Creativity Without Constraints
One of the most powerful aspects of open-ended building play is that there is no correct answer. A set of foam blocks can become a castle, a spaceship, a restaurant, a maze, or something that exists only in a child's imagination. This open-endedness is critical for developing divergent thinking — the ability to generate multiple solutions to a single problem. Divergent thinking is a core component of creativity and is increasingly recognized as one of the most important skills for success in the modern economy.
The contrast with most digital experiences is stark. Even creative apps and games typically channel children toward predetermined outcomes. Building in the real world has no such limitations. When a child invents a new way to use a foam block — as a stepping stone, a seat, a bridge, a shield — they are exercising creative muscles that will serve them for a lifetime.
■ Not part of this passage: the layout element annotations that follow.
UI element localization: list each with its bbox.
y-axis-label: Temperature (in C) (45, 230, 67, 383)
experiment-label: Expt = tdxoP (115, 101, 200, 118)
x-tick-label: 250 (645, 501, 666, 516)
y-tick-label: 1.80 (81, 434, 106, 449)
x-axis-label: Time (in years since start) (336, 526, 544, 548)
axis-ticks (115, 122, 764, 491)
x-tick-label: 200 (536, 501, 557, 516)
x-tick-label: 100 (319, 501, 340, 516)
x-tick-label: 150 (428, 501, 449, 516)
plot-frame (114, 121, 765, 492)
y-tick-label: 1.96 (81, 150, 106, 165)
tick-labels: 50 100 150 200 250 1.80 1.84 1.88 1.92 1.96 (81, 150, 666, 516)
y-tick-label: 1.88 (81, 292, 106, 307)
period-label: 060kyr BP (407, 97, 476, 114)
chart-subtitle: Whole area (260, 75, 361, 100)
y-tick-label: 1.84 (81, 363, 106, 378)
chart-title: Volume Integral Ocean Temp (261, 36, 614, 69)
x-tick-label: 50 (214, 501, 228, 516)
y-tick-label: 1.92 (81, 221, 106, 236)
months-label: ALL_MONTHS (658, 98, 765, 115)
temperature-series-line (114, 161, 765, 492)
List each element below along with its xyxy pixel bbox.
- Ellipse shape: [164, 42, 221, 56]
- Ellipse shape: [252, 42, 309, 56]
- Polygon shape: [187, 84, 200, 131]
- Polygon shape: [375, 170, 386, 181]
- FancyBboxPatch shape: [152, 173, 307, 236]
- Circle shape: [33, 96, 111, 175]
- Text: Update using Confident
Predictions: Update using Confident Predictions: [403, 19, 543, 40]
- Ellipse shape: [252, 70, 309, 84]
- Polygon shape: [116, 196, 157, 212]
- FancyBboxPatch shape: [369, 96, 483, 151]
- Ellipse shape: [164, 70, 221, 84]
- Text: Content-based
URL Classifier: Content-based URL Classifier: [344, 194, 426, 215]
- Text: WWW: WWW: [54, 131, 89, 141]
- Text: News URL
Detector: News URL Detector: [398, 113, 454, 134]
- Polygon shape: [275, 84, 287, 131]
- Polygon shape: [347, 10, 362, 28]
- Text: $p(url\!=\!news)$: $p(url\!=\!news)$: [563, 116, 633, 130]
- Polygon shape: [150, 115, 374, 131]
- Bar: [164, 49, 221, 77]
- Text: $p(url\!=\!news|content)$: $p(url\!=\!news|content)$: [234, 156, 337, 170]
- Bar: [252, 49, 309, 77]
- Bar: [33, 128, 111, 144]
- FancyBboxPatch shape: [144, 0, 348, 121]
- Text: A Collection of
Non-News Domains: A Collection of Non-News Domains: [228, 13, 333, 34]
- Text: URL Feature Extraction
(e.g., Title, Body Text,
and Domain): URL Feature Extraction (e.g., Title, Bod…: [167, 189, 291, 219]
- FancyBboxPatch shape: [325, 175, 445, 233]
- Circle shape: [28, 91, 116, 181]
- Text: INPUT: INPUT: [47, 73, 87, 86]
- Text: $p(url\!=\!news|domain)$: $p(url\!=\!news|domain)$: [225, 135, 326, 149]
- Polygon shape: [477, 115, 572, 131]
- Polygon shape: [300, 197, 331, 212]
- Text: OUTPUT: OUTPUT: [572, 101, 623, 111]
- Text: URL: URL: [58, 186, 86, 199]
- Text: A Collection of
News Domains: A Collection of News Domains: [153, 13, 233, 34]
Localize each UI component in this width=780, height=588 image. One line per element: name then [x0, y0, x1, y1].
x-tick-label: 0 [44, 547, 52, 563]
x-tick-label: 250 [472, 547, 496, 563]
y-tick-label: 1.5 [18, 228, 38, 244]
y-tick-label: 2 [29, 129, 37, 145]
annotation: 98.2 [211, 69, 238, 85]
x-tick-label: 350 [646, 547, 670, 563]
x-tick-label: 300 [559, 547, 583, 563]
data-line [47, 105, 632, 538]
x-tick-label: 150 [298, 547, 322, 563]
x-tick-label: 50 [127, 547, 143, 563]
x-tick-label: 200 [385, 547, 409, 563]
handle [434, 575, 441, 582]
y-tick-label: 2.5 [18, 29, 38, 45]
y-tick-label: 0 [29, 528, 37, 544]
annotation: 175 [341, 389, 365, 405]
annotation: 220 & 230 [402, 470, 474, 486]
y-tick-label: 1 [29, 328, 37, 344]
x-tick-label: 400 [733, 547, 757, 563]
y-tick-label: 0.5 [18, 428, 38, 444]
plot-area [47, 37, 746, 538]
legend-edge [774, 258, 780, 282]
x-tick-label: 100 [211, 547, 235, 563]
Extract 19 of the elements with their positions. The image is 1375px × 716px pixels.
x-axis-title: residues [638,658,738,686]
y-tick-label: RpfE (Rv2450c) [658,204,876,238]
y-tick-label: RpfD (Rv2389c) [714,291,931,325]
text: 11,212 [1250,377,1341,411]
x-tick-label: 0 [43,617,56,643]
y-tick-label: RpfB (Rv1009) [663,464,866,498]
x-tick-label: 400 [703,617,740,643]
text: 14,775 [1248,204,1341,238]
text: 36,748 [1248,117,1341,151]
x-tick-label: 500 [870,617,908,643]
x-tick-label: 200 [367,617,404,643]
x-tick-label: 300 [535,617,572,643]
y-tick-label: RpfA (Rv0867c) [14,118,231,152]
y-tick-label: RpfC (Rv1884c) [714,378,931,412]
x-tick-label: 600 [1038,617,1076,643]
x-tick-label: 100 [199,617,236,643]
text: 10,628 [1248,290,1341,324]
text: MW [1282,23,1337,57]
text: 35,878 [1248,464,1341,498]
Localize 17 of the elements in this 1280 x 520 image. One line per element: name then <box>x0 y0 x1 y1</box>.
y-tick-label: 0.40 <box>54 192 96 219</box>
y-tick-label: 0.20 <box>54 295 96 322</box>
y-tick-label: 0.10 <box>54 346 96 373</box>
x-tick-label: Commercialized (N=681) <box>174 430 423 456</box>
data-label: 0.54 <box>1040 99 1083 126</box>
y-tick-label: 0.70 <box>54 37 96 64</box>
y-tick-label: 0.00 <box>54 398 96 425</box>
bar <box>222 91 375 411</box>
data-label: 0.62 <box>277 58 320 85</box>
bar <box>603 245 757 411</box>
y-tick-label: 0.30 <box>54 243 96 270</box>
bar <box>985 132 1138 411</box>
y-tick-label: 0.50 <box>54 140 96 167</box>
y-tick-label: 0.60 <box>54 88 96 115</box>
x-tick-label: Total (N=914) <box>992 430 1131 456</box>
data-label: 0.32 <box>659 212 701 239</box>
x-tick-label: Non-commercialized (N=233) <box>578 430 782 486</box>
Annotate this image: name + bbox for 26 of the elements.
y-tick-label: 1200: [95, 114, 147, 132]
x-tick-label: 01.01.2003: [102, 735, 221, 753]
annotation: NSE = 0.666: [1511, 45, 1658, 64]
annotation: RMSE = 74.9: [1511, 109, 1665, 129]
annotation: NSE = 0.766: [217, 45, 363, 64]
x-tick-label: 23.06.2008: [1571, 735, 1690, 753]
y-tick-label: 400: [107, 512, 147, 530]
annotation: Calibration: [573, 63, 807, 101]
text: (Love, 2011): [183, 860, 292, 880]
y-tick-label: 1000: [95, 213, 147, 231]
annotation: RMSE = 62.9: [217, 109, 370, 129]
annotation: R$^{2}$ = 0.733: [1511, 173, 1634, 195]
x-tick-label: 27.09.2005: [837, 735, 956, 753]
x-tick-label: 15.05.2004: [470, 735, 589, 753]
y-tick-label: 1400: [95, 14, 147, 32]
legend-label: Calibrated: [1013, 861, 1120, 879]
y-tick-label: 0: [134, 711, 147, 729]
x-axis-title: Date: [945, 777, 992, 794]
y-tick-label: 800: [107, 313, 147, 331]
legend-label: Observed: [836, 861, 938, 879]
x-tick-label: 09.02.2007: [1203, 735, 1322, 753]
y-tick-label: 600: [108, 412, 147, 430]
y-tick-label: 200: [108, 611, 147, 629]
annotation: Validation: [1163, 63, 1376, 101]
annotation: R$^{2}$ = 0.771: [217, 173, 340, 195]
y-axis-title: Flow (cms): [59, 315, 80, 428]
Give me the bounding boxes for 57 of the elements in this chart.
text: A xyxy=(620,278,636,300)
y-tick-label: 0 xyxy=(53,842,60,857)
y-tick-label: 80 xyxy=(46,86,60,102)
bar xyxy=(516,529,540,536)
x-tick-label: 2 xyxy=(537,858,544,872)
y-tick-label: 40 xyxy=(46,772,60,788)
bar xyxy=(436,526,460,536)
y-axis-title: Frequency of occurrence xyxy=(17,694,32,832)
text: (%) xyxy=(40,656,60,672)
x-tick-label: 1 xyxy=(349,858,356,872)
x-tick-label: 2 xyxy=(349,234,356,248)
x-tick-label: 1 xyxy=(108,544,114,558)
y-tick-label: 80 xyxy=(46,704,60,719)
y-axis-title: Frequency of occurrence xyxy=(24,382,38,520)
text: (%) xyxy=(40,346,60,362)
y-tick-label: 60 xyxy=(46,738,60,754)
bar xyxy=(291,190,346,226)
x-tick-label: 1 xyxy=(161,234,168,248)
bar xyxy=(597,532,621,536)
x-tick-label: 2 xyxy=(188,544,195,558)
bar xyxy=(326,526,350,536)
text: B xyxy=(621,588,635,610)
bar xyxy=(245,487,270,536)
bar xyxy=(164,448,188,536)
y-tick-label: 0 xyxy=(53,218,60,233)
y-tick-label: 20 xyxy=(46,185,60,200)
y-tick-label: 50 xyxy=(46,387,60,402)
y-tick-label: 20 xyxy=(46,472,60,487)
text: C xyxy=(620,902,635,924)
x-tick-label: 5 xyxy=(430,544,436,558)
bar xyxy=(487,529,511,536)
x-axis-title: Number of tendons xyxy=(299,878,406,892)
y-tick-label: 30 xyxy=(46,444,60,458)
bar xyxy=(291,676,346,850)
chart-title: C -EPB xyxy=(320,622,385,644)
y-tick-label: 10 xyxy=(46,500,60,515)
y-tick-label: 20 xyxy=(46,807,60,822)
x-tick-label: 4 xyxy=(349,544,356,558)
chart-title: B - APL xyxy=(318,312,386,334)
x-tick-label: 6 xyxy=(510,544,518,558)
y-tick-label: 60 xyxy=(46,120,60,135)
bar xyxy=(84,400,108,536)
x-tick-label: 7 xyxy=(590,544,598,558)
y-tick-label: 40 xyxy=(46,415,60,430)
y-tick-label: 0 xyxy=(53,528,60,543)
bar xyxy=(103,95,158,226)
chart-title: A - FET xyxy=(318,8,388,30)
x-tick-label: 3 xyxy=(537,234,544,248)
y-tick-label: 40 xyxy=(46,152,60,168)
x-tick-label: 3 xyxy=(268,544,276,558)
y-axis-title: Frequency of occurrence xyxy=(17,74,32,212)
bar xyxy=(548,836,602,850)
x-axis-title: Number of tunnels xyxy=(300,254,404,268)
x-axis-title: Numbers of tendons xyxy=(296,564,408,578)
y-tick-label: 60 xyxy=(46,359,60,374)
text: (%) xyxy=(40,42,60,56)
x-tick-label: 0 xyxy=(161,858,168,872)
Social Skills and Collaborative Building
Building play naturally invites collaboration. When two or more children decide to build something together, they must communicate their vision, listen to others' ideas, negotiate disagreements, divide tasks, and coordinate their efforts. These are the exact social skills that employers consistently rank as the most important for workplace success, and they are best developed through real-world interaction rather than screen-mediated communication.
The Role of Boredom and Imagination
Perhaps counterintuitively, one of the greatest gifts we can give children is the experience of being bored without a screen to fill the void. When children are given a pile of foam blocks and nothing else, they must generate their own entertainment. This process of moving from boredom to engagement to creative flow is a developmental milestone that builds self-reliance, imagination, and intrinsic motivation. It is a process that a screen, with its constant stream of stimulation, short-circuits entirely.
Moving beyond screen time does not require eliminating technology from children's lives. It requires ensuring that children have abundant opportunities for the kind of physical, creative, social play that builds the foundation for everything else. Building play with foam blocks is one of the most effective and accessible ways to provide that opportunity.